James Cook University health systems researcher, Associate Professor Stephanie Topp, is lending her skills to an international research effort to improve health outcomes for pregnant women battling HIV in Malawi, which has one of the world’s highest infection rates.
Led by the University of North Carolina (UNC), in collaboration with the Population Council, a global health-focussed non-government organisation, the study aims to identify the most effective models of community health worker care to help keep pregnant women and new mothers enrolled in Malawi’s extensive HIV treatment program.
In 2013, the country became the first in the world to announce that all pregnant women who tested HIV positive would be eligible to receive antiretroviral treatment, in an effort to prevent maternal transmission of the infection to their babies. The initiative was later extended to all HIV sufferers in Malawi.
“But Malawi is a poor country. As more people were coming in the front door to request treatment, there wasn't a commensurate increase in resources at the back end to cope with all these patients, who were now in need of ongoing support and monitoring to ensure they remained in treatment for the rest of their lives,” A/Professor Topp said.
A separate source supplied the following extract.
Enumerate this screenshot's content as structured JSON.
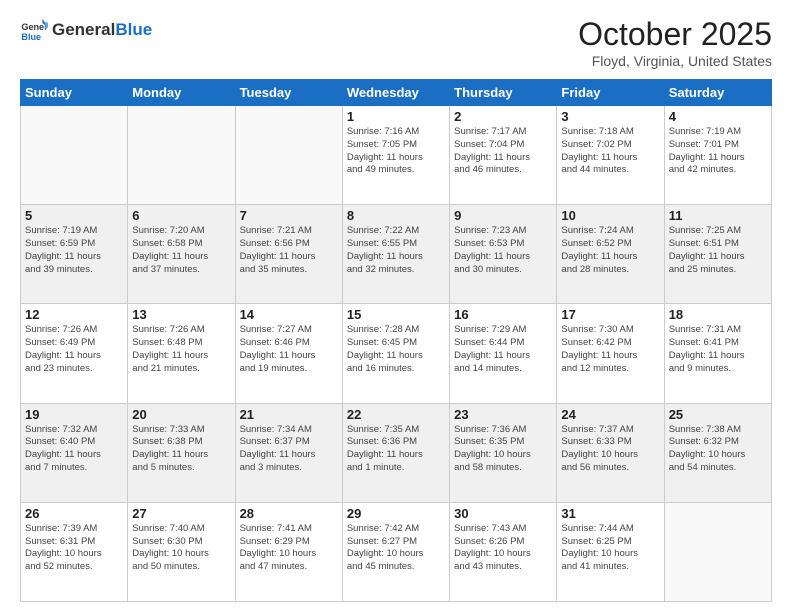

“As a result, a series of non-government groups stepped up to provide community-based support, working alongside government health services that were delivering the actual treatment.”
A/Professor Topp, who spent eight years working as a public health practitioner and researcher in Zambia, prior to joining JCU and becoming a member of AITHM, was invited to develop the qualitative study component of the UNC project.
She is conducting case studies of 10 randomly-selected HIV treatment clinics across Malawi, interviewing some 235 community health workers, their clinical colleagues, practice managers, district health officials and pregnant women currently accessing care.
The country’s community health workers face a massive challenge to retain these women in the HIV treatment program and ensure their infants remain HIV-free. Travelling long distances and foregoing work to attend regular clinical appointments are major hurdles for many poor patients, and the stigma of HIV is high.
“Am I going to be able to work or stay in a loving relationship? How will people judge me? How am I going to handle lifelong medication? If I miss a pill will I die? When your understanding of HIV and HIV treatment only comes from what you've heard from family or village members, it’s easy to be scared and confused,” A/Professor Topp observed.
“Community health workers play a crucial role in explaining complex clinical information to patients; building trust in clinicians and the treatment program.”
She hopes her research findings will help to provide evidence of the skills, work conditions, and institutional support needed to accelerate the scale-up of community health worker models that best promote HIV maternal care retention.
“This research is designed to help policy makers and planners better understand what happens on the ground and the sorts of challenges that are encountered, when different strategies or interventions are put in place,” she said.